Nonetheless the difficult access continued to be a problem, and eventually it was decided to build a tube railway, hugely cheaper than a surface line as it avoided nearly all the land acquisition that would have been required on the surface. The Waterloo & City Railway opened on 11 July 1898, and from the start was operated by the L&SWR. It remained a separate legal entity until 1906, when it was absorbed into the L&SWR, and became part of the Southern Railway on the grouping of British railways in 1923, and subsequently part of British Rail's Southern Region on nationalisation in 1948. Only in 1993, when British Rail was privatised, was it seen as anomalous for a tube line to be part of the National Rail network and by agreement ownership was transferred to London Underground, effective from 1 April 1994.

Its ticketing was fully integrated with the national network and passengers could buy through tickets from mainline railway stations to Bank.
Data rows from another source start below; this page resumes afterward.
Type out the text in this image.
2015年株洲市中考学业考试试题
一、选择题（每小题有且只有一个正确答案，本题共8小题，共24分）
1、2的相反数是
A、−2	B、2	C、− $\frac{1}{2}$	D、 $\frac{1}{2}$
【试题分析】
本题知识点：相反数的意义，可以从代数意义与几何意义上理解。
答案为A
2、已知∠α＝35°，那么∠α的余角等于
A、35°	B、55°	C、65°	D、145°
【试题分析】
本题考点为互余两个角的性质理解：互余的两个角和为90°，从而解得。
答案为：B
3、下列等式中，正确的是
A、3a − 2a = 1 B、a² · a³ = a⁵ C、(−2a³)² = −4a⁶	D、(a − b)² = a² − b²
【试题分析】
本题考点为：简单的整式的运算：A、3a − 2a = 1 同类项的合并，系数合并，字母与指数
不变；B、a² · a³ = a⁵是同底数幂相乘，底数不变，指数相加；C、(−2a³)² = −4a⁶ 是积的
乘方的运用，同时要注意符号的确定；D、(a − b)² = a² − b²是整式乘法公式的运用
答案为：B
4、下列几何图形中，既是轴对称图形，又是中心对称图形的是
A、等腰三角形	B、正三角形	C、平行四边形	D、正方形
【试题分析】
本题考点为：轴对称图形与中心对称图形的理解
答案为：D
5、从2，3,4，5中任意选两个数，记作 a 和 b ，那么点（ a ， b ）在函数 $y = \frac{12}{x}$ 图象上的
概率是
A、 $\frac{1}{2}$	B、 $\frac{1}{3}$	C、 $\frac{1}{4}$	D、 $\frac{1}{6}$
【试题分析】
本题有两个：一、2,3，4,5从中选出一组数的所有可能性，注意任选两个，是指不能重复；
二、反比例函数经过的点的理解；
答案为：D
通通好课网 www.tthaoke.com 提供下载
The line was designed by civil engineer W. R. Galbraith and by James Henry Greathead, inventor of the tunnelling shield that bears his name. The remnants of one of the Greathead tunnelling shields used in the construction of the line can be seen in the interchange tunnel at Bank linking the Waterloo and City with the Northern Line and the Docklands Light Railway.

There have been proposals to extend the Waterloo & City Line for nearly a century. After acquiring the Great Northern & City Railway (GN&C) in 1913 (the current Northern City Line), the Metropolitan Railway made plans to join the GN&C to the Waterloo & City or to the Circle Line, but these never came to fruition. The London Plan Working Party Report of 1949 envisaged as its Route G the electrification of the London, Tilbury & Southend Railway (LTS), and its diversion away from Fenchurch Street to Bank and on through the Waterloo & City tunnels to Waterloo and its suburban lines. The Waterloo & City tunnels would have had to be bored out to main line size for this "Crossrail" to happen. In the event only the electrification of the LTS took place, though the Docklands Light Railway tunnel from Minories to the Bank follows part of the envisaged route. The revised Working Party Report of 1965 did not mention the Route G proposal, though it does say that "he possibility of extending the Waterloo & City Line northwards to Liverpool Street has been examined, but found to be physically impracticable." More recently the Green Party has revived the Metropolitan's plan of connecting the Northern City and Waterloo & City lines as a Crossrail route.